Bundestagspräsident Wolfgang Thierse (SPD) hatte die Lufthansa aufgefordert, rechtliche Schritte gegen die Veröffentlichung von missbräuchlich genutzten Bonusmeilen zu erwägen. "Die Lufthansa könnte einen Strafantrag gegen unbekannt stellen und könnte sich besser als bisher dagegen wehren, dass die von ihnen gesammelte Daten plötzlich veröffentlicht werden", sagte Thierse am Freitag.
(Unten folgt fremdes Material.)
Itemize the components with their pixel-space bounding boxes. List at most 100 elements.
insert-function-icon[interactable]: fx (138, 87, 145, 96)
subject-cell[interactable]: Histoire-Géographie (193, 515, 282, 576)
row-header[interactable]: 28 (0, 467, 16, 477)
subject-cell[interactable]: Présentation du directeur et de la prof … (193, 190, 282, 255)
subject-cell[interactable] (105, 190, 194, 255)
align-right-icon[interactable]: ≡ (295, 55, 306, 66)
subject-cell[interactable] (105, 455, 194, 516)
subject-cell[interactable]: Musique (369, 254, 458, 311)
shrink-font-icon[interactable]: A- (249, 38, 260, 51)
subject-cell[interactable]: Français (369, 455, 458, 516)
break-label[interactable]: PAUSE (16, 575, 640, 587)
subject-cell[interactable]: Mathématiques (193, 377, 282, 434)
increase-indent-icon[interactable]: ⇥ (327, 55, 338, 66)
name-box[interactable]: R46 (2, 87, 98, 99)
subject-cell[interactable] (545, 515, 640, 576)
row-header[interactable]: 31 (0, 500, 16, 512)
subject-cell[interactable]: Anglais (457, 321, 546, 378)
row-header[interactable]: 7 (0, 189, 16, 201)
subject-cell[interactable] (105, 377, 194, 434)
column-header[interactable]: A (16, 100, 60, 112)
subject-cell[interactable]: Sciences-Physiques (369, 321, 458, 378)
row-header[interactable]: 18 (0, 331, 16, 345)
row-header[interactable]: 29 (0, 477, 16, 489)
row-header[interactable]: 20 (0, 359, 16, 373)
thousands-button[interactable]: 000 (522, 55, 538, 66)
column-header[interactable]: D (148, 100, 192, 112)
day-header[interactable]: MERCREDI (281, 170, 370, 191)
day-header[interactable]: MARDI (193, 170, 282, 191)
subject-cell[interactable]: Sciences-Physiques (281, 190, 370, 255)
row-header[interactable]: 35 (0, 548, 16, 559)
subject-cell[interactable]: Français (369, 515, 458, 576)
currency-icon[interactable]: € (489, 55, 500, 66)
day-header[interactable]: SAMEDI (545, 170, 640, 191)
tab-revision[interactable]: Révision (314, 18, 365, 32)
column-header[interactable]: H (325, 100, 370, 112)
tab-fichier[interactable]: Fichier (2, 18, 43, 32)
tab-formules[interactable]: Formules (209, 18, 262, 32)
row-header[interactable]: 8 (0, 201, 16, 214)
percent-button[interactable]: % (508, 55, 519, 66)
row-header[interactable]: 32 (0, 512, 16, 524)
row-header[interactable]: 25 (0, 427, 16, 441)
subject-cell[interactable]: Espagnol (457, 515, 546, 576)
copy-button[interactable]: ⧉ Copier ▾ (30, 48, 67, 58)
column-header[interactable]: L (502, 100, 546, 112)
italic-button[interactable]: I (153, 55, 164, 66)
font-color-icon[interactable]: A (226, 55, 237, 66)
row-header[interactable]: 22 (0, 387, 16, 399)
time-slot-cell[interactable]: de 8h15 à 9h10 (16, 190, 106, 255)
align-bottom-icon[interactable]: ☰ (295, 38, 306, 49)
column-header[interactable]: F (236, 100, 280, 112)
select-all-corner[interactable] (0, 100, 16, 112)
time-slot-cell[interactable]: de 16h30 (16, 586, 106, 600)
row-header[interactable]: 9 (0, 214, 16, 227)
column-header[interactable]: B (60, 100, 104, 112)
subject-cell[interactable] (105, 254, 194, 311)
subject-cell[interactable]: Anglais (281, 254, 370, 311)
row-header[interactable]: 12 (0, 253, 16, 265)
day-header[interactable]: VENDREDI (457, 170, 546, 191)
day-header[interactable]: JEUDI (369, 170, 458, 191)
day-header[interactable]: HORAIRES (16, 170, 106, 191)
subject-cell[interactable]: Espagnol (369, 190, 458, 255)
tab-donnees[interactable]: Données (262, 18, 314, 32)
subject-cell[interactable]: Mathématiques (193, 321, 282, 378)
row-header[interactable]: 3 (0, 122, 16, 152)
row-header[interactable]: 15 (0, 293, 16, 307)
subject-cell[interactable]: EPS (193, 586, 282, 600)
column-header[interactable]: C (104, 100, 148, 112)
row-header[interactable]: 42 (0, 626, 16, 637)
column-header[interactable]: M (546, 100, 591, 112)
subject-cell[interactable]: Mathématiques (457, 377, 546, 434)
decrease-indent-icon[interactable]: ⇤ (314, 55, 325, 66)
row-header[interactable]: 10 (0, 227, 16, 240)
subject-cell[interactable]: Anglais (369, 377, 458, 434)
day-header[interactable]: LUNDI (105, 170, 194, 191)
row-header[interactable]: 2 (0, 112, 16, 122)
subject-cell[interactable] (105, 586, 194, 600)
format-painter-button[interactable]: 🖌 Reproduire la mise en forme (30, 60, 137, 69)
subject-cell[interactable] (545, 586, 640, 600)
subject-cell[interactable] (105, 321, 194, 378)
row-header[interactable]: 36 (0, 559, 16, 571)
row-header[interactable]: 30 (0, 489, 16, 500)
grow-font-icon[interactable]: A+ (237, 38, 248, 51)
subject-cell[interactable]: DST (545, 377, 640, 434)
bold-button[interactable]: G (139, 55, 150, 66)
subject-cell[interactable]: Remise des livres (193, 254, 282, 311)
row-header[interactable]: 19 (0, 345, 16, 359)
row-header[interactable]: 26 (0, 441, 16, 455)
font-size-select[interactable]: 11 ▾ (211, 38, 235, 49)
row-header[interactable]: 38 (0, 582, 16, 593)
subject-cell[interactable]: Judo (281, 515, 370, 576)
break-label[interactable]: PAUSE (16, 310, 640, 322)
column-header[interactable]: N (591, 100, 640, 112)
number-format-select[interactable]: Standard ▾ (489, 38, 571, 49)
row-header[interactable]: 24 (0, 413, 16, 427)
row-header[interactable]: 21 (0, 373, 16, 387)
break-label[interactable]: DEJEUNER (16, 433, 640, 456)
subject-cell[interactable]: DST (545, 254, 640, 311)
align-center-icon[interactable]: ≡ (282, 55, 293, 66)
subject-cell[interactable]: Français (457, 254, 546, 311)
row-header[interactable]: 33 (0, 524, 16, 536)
Er wies erneut darauf hin, dass bei allem Ärger über das Fehlverhalten der Abgeordneten die Maßstäbe gewahrt werden müssten. Wer gegen die Vereinbarung des Bundestags verstoße, dass dienstlich gesammelte Bonusmeilen nicht privat verflogen werden dürfen, verhalte sich ausgesprochen unkollegial: "Es ist aber kein Gesetzesverstoß, kein Verbrechen, keine Wirtschaftskriminalität und insofern auch kein wirklicher Skandal. Der wirkliche Skandal waren die Verstöße gegen das Parteiengesetz, die Wirtschaftskriminalität, die Korruption und die Selbstbedienungsmentalität in den oberen Etagen der Wirtschaft".